Many character actors might bristle at the idea of being branded a character actor. Because, after all, who wants to be branded as a type? If in your last ten movies you played that type, are you destined to play that type again and again? On the other hand, if you’re good enough, it means steady work.
Edward Andrews was spot-on perfect in mid-20th century movies and television as a character actor who got tons of steady work because he perfectly hit a certain character role target. In his horn-rimmed glasses, Andrews embodied the imperious, officious, smug, and stuffy role better than any other actor working at that time. So perfectly did he play the part that I have a hard time believing that there was a real person behind the roles.
In the early years of his career, Andrews was rarely, if ever, cast in a purely sympathetic, heart-warming role. He was always a mayor, military brass, banker, doctor, school principal, or religious leader. Only in the last few years of his career did he receive more benign roles.

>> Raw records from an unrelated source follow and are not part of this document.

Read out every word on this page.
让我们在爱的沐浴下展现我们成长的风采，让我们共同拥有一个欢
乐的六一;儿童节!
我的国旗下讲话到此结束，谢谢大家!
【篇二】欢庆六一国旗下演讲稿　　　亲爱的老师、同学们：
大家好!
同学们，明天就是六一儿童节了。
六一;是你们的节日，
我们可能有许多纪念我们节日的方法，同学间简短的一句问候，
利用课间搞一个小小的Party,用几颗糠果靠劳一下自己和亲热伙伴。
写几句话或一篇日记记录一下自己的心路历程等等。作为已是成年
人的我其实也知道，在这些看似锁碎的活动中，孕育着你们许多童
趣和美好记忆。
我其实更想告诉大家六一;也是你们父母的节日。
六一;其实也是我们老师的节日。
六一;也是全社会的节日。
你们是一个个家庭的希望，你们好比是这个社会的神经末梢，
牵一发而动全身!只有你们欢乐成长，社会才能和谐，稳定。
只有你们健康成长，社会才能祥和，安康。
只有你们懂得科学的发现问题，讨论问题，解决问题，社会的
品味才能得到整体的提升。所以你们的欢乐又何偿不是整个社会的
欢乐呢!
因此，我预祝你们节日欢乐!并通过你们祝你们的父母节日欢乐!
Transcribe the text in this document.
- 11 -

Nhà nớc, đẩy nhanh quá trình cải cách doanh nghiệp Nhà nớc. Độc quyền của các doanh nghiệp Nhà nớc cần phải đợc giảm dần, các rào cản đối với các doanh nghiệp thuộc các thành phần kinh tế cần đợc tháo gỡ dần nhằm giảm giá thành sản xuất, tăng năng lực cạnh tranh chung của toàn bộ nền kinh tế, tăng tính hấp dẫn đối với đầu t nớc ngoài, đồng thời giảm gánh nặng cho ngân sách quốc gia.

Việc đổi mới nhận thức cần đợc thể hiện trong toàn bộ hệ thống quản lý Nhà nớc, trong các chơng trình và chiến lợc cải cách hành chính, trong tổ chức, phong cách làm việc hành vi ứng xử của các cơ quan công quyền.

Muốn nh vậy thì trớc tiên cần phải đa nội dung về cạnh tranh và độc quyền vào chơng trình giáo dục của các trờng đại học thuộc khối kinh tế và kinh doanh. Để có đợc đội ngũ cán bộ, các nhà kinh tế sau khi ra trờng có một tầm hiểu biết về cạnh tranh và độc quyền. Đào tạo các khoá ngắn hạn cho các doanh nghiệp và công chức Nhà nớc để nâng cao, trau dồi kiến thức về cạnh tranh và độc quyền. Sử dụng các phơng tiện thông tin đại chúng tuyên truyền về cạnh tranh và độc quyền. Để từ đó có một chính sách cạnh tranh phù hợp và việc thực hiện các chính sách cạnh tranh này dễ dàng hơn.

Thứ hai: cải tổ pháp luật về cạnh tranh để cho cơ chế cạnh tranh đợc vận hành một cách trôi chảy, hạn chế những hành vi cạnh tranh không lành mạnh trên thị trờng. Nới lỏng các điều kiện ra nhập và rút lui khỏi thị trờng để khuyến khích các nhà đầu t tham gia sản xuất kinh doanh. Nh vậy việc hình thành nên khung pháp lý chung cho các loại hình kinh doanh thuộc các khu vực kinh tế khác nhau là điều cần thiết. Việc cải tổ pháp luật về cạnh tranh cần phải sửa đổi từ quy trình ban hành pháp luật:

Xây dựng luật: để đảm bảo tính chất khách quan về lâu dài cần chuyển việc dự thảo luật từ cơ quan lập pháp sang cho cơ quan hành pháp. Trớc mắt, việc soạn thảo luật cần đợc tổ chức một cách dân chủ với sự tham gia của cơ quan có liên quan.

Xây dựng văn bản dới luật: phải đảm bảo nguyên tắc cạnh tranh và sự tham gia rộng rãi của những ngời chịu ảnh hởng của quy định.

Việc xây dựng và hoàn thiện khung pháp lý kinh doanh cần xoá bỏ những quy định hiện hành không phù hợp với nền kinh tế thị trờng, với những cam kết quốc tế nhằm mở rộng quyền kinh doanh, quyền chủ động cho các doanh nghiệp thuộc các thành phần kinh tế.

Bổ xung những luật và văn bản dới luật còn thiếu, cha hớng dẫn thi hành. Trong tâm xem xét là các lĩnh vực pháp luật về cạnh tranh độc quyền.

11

In 1964’s Send Me No Flowers, with Rock Hudson and Doris Day, Andrews delivered one of his more neutral and least unsympathetic characters as Hudson’s doctor, lacing the role with humor and only a few traces of the characteristic Andrews smugness.
Andrews as the sinister authority figure Carling from The Twilight Zone’s “Third From the Sun,” dancing on the fine edge between practiced courtesy and quiet menace:
Andrews’ most quietly disturbing man-next-door role, though, was as Oliver Pope in The Twilight Zone’s “You Drive.” Is Oliver Pope evil for evading the law after running over and killing a young boy? Maybe. What makes Andrews’ role so mesmerizing it that he could be one of us.